La veille, le 16 juillet, il avait accueilli le président Alassane Ouattara à son retour d’un séjour en France, où ce dernier avait eu un déjeuner de travail à l’Élysée avec Emmanuel Macron. Quelques jours plus tôt, le 8 juillet, le vice-président avait reçu à Abidjan une délégation du Forum des Sages de l’Afrique de l’Ouest, conduite par les anciens présidents Thomas Boni Yayi et Goodluck Jonathan ainsi que par Mohamed Ibn Chambas, ancien représentant des Nations unies pour l’Afrique de l’Ouest et le Sahel.

Dauphin constitutionnel
Né le 26 avril 1949 à Tafiré, dans le nord du pays, issu du groupe sénoufo, Tiémoko Meyliet Koné a bâti sa carrière dans la finance. Directeur de cabinet du Premier ministre Guillaume Soro de 2007 à 2010, il a brièvement été ministre de la Construction en 2010, avant de devenir conseiller spécial du président Ouattara chargé des affaires économiques.

En 2011, il est nommé gouverneur de la Banque centrale des États de l’Afrique de l’Ouest (BCEAO), poste qu’il occupera jusqu’en 2022. Le 19 avril de la même année, Alassane Ouattara le désigne vice-président de la République. Il prête serment le lendemain devant le Conseil constitutionnel, devenant ainsi dauphin constitutionnel du chef de l’État.

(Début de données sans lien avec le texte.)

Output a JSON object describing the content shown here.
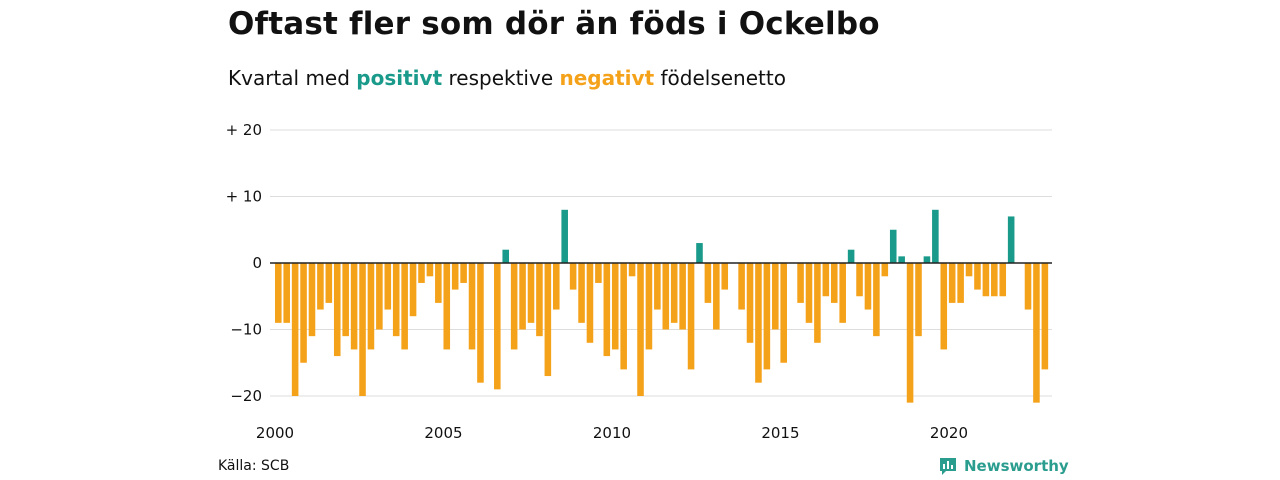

“Meyliet Koné n’a jamais été un homme de lumière” – Proche
Sa nomination avait alors été interprétée comme une étape vers une éventuelle succession, d’autant qu’Alassane Ouattara affirmait à l’époque ne pas vouloir briguer un quatrième mandat. Mais le 29 juillet dernier, le président a annoncé sa candidature pour l’élection présidentielle prévue le 25 octobre 2025. Depuis cette date, le silence autour de son vice-président intrigue.

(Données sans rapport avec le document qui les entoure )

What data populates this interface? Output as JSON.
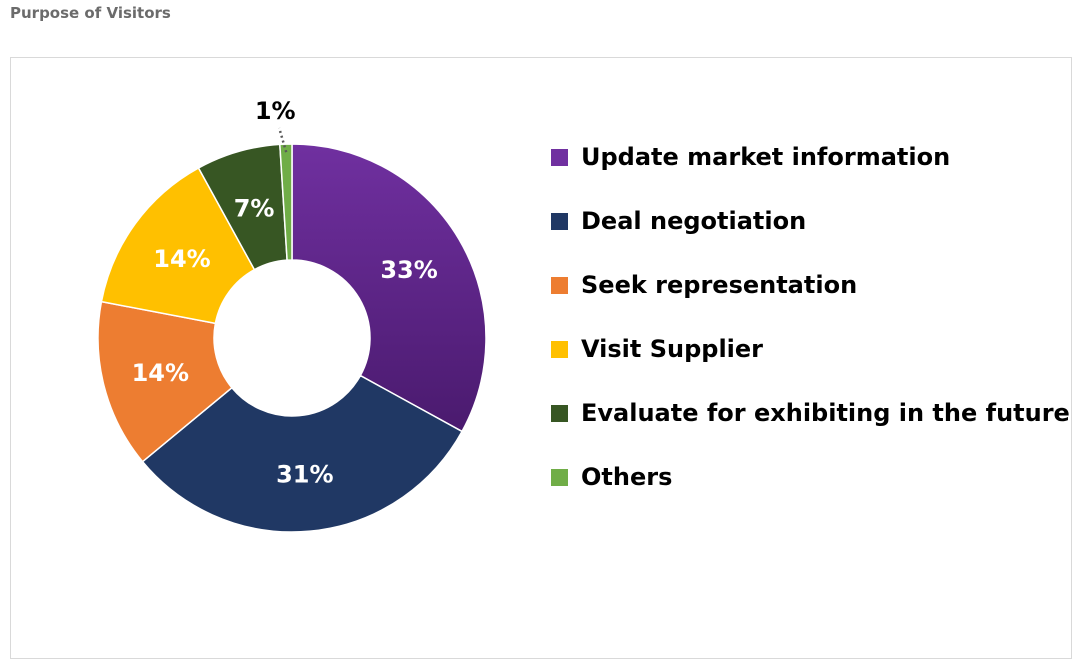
{
  "page": {
    "title": "Purpose of Visitors"
  },
  "chart_data": {
    "type": "pie",
    "style": "donut",
    "title": "",
    "legend_position": "right",
    "slices": [
      {
        "label": "Update market information",
        "value": 33,
        "display": "33%",
        "color": "#7030a0"
      },
      {
        "label": "Deal negotiation",
        "value": 31,
        "display": "31%",
        "color": "#203864"
      },
      {
        "label": "Seek representation",
        "value": 14,
        "display": "14%",
        "color": "#ed7d31"
      },
      {
        "label": "Visit Supplier",
        "value": 14,
        "display": "14%",
        "color": "#ffc000"
      },
      {
        "label": "Evaluate for exhibiting in the future",
        "value": 7,
        "display": "7%",
        "color": "#375623"
      },
      {
        "label": "Others",
        "value": 1,
        "display": "1%",
        "color": "#70ad47"
      }
    ]
  }
}
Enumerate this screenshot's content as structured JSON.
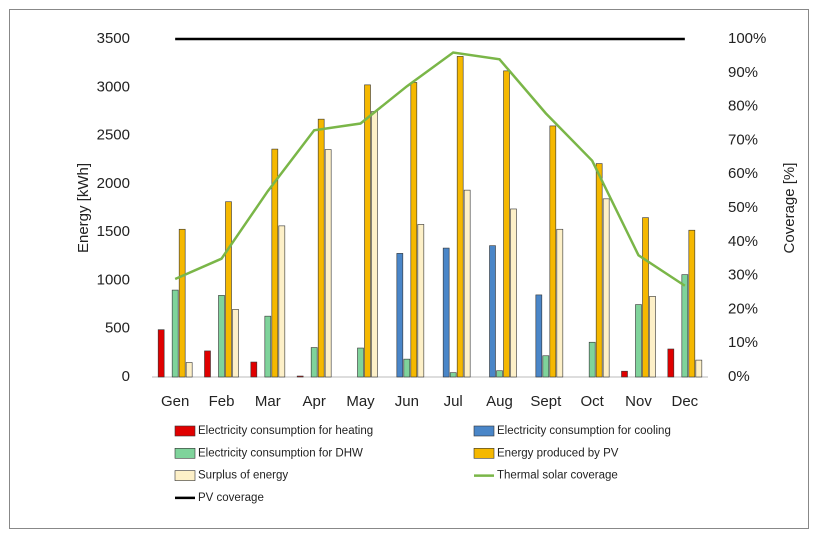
{
  "chart_data": {
    "type": "bar",
    "categories": [
      "Gen",
      "Feb",
      "Mar",
      "Apr",
      "May",
      "Jun",
      "Jul",
      "Aug",
      "Sept",
      "Oct",
      "Nov",
      "Dec"
    ],
    "y_label": "Energy [kWh]",
    "y2_label": "Coverage [%]",
    "ylim": [
      0,
      3500
    ],
    "yticks": [
      0,
      500,
      1000,
      1500,
      2000,
      2500,
      3000,
      3500
    ],
    "y2lim": [
      0,
      100
    ],
    "y2ticks": [
      {
        "value": 0,
        "label": "0%"
      },
      {
        "value": 10,
        "label": "10%"
      },
      {
        "value": 20,
        "label": "20%"
      },
      {
        "value": 30,
        "label": "30%"
      },
      {
        "value": 40,
        "label": "40%"
      },
      {
        "value": 50,
        "label": "50%"
      },
      {
        "value": 60,
        "label": "60%"
      },
      {
        "value": 70,
        "label": "70%"
      },
      {
        "value": 80,
        "label": "80%"
      },
      {
        "value": 90,
        "label": "90%"
      },
      {
        "value": 100,
        "label": "100%"
      }
    ],
    "series": [
      {
        "name": "Electricity consumption for heating",
        "type": "bar",
        "color": "#e00000",
        "values": [
          490,
          270,
          155,
          10,
          0,
          0,
          0,
          0,
          0,
          0,
          60,
          290
        ]
      },
      {
        "name": "Electricity consumption for cooling",
        "type": "bar",
        "color": "#4a86c8",
        "values": [
          0,
          0,
          0,
          0,
          0,
          1280,
          1335,
          1360,
          850,
          0,
          0,
          0
        ]
      },
      {
        "name": "Electricity consumption for DHW",
        "type": "bar",
        "color": "#7fd39b",
        "values": [
          900,
          845,
          630,
          305,
          300,
          185,
          45,
          65,
          220,
          360,
          750,
          1060
        ]
      },
      {
        "name": "Energy produced by PV",
        "type": "bar",
        "color": "#f5b800",
        "values": [
          1530,
          1815,
          2360,
          2670,
          3025,
          3050,
          3320,
          3170,
          2600,
          2210,
          1650,
          1520
        ]
      },
      {
        "name": "Surplus of energy",
        "type": "bar",
        "color": "#fdf0c8",
        "values": [
          150,
          700,
          1565,
          2355,
          2750,
          1580,
          1935,
          1740,
          1530,
          1845,
          835,
          175
        ]
      },
      {
        "name": "Thermal solar coverage",
        "type": "line",
        "axis": "y2",
        "color": "#7ab648",
        "values": [
          29,
          35,
          55,
          73,
          75,
          86,
          96,
          94,
          78,
          64,
          36,
          27
        ]
      },
      {
        "name": "PV coverage",
        "type": "line",
        "axis": "y2",
        "color": "#000000",
        "values": [
          100,
          100,
          100,
          100,
          100,
          100,
          100,
          100,
          100,
          100,
          100,
          100
        ]
      }
    ]
  }
}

Tiémoko Meyliet Koné n’a en effet plus été aperçu lors de plusieurs rendez-vous majeurs de la vie institutionnelle. Il n’a pas assisté au Conseil des ministres du 30 juillet, présidé par Alassane Ouattara, ni à la cérémonie de remise du Prix national d’Excellence le 4 août. Il n’a pas non plus été aperçu lors des festivités du 65ᵉ anniversaire de l’indépendance, célébrées le 7 août à Bouaké, ni au départ du chef de l’État pour la France, le 13 août. Encore moins à son retour à l’aéroport FHB ce 24 août.

Spéculations
Cette absence prolongée nourrit de nombreuses rumeurs. Le 22 août, un document présenté comme un décret présidentiel annonçant la nomination de l’ex-Premier ministre Patrick Achi au poste de vice-président a circulé sur les réseaux sociaux.

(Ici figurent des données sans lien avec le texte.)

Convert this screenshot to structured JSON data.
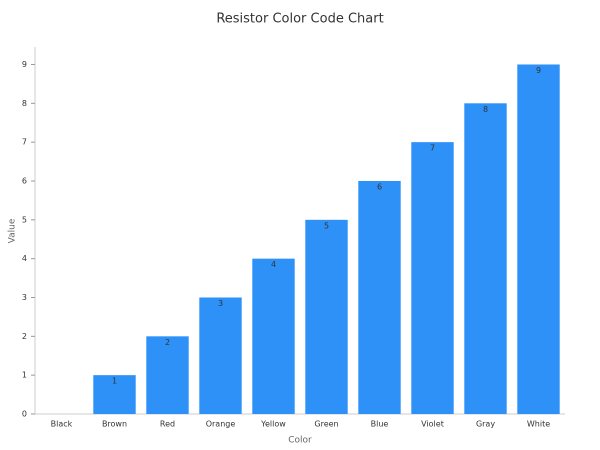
{
  "chart_data": {
    "type": "bar",
    "title": "Resistor Color Code Chart",
    "x_label": "Color",
    "y_label": "Value",
    "categories": [
      "Black",
      "Brown",
      "Red",
      "Orange",
      "Yellow",
      "Green",
      "Blue",
      "Violet",
      "Gray",
      "White"
    ],
    "values": [
      0,
      1,
      2,
      3,
      4,
      5,
      6,
      7,
      8,
      9
    ],
    "color": "#2e91f8",
    "ylim": [
      0,
      9.45
    ],
    "yticks": [
      0,
      1,
      2,
      3,
      4,
      5,
      6,
      7,
      8,
      9
    ],
    "grid": false
  }
}
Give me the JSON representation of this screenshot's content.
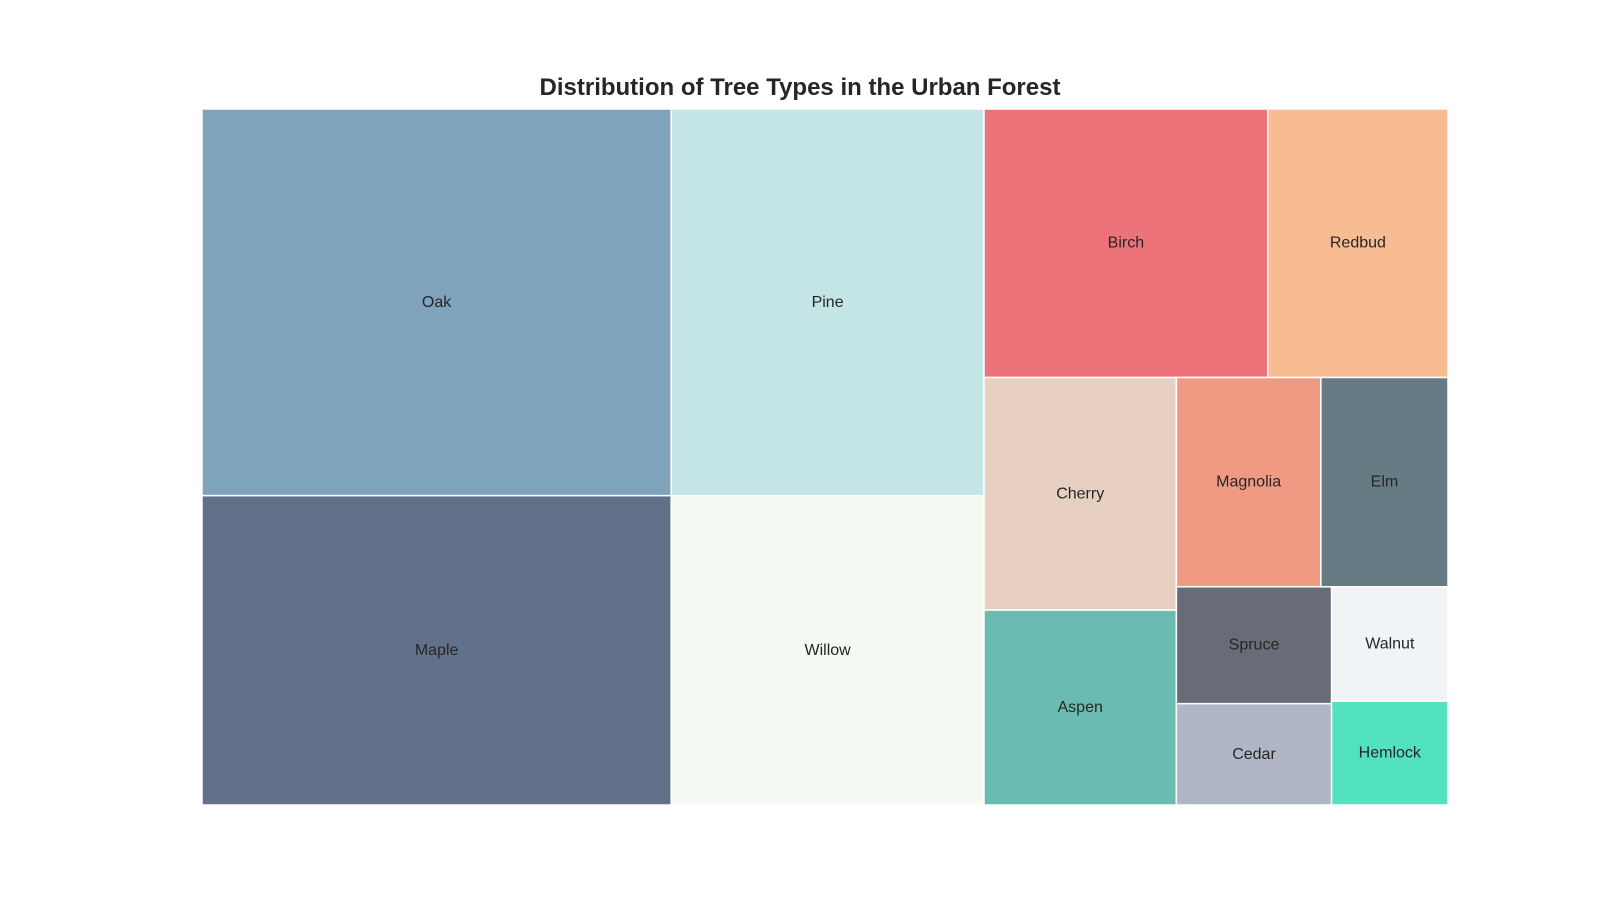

Ce texte, rapidement démenti par la Présidence et par l’Agence nationale de la sécurité des systèmes d’information (ANSSI), a été qualifié de « faux ». Mais sa diffusion a renforcé les interrogations sur le silence entourant le numéro deux de l’exécutif.

Dans le même temps, des rumeurs l’annoncent hospitalisé en Turquie, sans qu’aucune confirmation n’ait été donnée.

Dans son entourage, on minimise cependant cette absence médiatique, qui continue d’alimenter les spéculations au sein de la classe politique comme dans l’opinion. “Tiémoko Meyliet Koné n’a jamais été un homme de lumière, il a toujours cultivé la réserve”, confie un proche, qui dément les rumeurs l’annonçant hospitalisé en Turquie.